Thursday, October 22, 2015

Labour and labour-power (2010)

The Cooking the Books Column from the September 2010 issue of the Socialist Standard

In part two of his article “Is Marx’s analysis of capitalism still valid today?” (Freedom 31 July) Jonny Ball tackles Marx’s theory of surplus value which he correctly says is central to this analysis. This is how he presents it:
“Its basic premise is that in order to make a profit, the capitalist must pay the worker a sum lower than the amount the worker actually produces. The owners of the means of production, of Capital, will always try to keep costs, such as wages, to a minimum in order to extract the maximum amount of surplus value from their workforce, while those who do not own capital are obliged to sell their labour in order to live at a price that is determined not so much by the value they produce, but by the whims of an employer, who will receive the bulk of their workers' produce in the form of profit.”
No doubt Ball was trying to be sympathetic to Marx but, unfortunately, this is not a satisfactory depiction of Marx’s theory. Marx did see the source of surplus value as the unpaid labour of workers, but he never held the view that what workers were paid was determined “by the whims of an employer”.

Even when, in the 1840s, Marx spoke in terms of workers selling their “labour”, he argued the value of the commodity they sold was determined, as in the case of all other commodities, by the amount of labour-time required to produce and reproduce it and that its price fluctuated with supply and demand.

Later, in exile in Britain in the 1850s, when he had more time to study the workings of capitalism, Marx came to draw a distinction between “labour” and “labour-power”. Labour-power was the ability to work, the skill to produce something, while “labour” was the result of the exercise of these skills, the expenditure of labour-power. What workers sold to their employers was their “labour-power” not labour. Labour in fact couldn’t be bought and sold, only the commodities in which it was embodied could be.

So crucial was this distinction to Marx’s considered analysis of capitalism that when in 1891 Engels republished Marx’s 1849 article Wage Labour and Capital (still a basic introductory text to Marxian economics) he corrected the text on this point, explaining in his Introduction, “According to the original, the worker sells his labour to the capitalist for wages; according to the present text he sells his labour power” (Engels’s emphasis).

This distinction solved the problem of exactly how profit arose from the exploitation of workers. Workers were paid (generally and more or less) the full value of what they sold – their labour-power – yet were still exploited because the exercise of their labour-power produced a greater value than that of their labour-power. This “surplus value” was the source of their employer’s profit and of all capitalist property incomes.

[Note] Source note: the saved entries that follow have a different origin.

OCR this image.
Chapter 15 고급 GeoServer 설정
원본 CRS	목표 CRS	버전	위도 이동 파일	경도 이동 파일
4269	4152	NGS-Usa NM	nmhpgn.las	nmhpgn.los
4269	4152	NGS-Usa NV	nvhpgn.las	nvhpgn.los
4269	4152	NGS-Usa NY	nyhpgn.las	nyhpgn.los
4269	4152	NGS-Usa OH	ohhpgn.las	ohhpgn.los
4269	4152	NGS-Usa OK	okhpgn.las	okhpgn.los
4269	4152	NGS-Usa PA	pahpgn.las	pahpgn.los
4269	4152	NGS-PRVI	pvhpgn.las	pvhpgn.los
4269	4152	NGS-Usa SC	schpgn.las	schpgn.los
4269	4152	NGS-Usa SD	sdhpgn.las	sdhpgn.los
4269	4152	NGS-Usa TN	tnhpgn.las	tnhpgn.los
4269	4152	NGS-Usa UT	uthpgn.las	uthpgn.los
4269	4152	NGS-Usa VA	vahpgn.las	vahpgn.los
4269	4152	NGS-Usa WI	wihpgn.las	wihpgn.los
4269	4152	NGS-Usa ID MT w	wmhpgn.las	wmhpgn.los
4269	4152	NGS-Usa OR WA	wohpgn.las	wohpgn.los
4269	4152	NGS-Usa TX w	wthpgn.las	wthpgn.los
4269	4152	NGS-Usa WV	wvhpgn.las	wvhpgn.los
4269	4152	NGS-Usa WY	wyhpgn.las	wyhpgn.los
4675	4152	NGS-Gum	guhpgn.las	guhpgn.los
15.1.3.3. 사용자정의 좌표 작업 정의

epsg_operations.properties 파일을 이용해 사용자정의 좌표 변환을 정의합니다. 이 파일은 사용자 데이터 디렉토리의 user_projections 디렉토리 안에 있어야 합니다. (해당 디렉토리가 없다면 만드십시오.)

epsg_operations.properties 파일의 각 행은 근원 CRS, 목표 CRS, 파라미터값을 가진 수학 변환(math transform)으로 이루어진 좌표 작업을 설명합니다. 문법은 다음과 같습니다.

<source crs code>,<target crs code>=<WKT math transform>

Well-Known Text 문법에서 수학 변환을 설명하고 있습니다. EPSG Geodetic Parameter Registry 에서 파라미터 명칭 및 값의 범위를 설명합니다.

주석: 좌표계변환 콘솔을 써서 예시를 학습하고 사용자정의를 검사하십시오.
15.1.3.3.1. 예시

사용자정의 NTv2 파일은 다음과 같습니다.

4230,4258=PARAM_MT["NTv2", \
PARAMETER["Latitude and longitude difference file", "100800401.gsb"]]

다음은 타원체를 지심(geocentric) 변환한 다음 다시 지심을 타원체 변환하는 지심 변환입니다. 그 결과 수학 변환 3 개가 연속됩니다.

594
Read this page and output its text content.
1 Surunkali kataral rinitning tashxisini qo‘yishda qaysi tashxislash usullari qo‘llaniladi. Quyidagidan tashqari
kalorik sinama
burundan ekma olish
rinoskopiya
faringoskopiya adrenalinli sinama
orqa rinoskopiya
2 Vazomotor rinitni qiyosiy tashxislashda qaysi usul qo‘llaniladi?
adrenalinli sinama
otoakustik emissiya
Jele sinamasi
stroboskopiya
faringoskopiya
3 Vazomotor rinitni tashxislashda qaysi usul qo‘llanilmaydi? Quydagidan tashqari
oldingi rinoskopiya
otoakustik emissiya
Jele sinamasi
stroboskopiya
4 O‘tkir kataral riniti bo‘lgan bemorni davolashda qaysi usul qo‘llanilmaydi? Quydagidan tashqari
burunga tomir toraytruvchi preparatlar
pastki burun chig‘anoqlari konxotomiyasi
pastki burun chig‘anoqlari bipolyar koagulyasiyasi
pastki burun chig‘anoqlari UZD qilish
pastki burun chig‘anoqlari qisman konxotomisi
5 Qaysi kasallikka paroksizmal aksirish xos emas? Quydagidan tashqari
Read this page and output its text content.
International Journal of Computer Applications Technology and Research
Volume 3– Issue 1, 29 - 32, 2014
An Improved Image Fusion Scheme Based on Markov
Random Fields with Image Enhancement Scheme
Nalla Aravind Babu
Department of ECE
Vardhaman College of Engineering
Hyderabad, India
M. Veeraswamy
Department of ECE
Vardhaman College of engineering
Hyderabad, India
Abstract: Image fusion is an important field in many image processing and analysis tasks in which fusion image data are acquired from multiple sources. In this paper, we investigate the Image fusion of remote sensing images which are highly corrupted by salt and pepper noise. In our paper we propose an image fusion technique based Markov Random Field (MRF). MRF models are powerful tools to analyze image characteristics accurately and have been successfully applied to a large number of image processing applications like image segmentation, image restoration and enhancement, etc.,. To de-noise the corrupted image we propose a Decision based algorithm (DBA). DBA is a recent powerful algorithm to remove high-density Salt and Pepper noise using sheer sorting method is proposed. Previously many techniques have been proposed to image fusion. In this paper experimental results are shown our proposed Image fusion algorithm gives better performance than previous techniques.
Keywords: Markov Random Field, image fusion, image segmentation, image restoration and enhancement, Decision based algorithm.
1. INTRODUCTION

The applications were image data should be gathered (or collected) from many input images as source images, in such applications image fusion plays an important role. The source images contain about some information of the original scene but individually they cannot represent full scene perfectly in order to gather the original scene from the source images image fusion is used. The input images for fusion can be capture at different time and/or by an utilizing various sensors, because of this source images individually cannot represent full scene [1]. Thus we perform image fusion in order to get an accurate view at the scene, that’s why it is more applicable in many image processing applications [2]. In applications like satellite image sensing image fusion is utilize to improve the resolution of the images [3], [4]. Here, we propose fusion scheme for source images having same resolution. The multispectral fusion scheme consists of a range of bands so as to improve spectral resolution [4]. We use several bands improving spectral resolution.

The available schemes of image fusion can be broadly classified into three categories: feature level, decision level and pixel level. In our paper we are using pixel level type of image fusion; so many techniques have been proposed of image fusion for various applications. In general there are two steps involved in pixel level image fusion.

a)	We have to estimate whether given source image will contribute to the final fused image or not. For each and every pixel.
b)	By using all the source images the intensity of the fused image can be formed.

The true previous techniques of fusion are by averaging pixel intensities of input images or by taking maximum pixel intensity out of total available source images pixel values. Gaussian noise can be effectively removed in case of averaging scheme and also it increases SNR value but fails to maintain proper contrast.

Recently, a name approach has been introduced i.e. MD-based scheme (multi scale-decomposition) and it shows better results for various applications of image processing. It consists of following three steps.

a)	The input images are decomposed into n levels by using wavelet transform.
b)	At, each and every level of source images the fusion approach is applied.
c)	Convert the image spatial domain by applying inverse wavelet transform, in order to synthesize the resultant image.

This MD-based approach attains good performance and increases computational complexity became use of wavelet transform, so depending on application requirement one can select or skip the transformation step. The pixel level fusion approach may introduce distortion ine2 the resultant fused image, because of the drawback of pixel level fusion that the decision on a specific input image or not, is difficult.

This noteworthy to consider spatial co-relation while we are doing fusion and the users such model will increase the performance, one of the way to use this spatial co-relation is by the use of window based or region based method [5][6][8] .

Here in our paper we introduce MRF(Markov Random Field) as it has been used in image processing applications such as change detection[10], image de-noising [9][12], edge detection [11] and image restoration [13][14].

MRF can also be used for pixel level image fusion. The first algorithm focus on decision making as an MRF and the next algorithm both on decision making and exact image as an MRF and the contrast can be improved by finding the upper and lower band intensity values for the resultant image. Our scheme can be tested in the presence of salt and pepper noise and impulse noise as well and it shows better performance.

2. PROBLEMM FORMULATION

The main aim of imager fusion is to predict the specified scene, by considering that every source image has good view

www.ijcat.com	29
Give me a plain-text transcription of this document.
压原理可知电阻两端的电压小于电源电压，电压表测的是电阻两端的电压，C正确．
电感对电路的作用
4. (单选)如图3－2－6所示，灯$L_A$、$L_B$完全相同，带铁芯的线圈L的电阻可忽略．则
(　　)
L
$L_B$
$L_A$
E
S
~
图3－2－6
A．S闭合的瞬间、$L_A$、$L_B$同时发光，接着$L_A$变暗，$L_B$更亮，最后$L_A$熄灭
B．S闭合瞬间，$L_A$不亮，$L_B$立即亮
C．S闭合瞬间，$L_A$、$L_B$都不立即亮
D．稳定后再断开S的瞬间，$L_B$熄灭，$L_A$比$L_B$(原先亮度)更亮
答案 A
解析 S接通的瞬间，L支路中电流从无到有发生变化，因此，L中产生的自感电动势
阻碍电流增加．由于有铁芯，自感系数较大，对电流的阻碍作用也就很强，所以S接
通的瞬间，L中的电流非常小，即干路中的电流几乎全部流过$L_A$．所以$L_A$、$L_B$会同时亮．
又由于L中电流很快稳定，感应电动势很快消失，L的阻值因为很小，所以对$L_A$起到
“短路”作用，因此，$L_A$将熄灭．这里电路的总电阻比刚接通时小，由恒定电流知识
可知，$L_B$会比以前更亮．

Up until then pro-working-class thinkers and activists had tended to see profits as arising either from employers paying workers less than the value of what they sold (i.e. by cheating or swindling them) or from them selling what workers produced above its value (i.e. through profiteering or ripping off their customers).

Both these do go on under capitalism but Marx held that, as explanations of working class exploitation, they were unsatisfactory as they suggest that this has its origin in exchange not production and that it could be ended by “fair wages” or “fair trade” rather than by making the means of production the common property of all.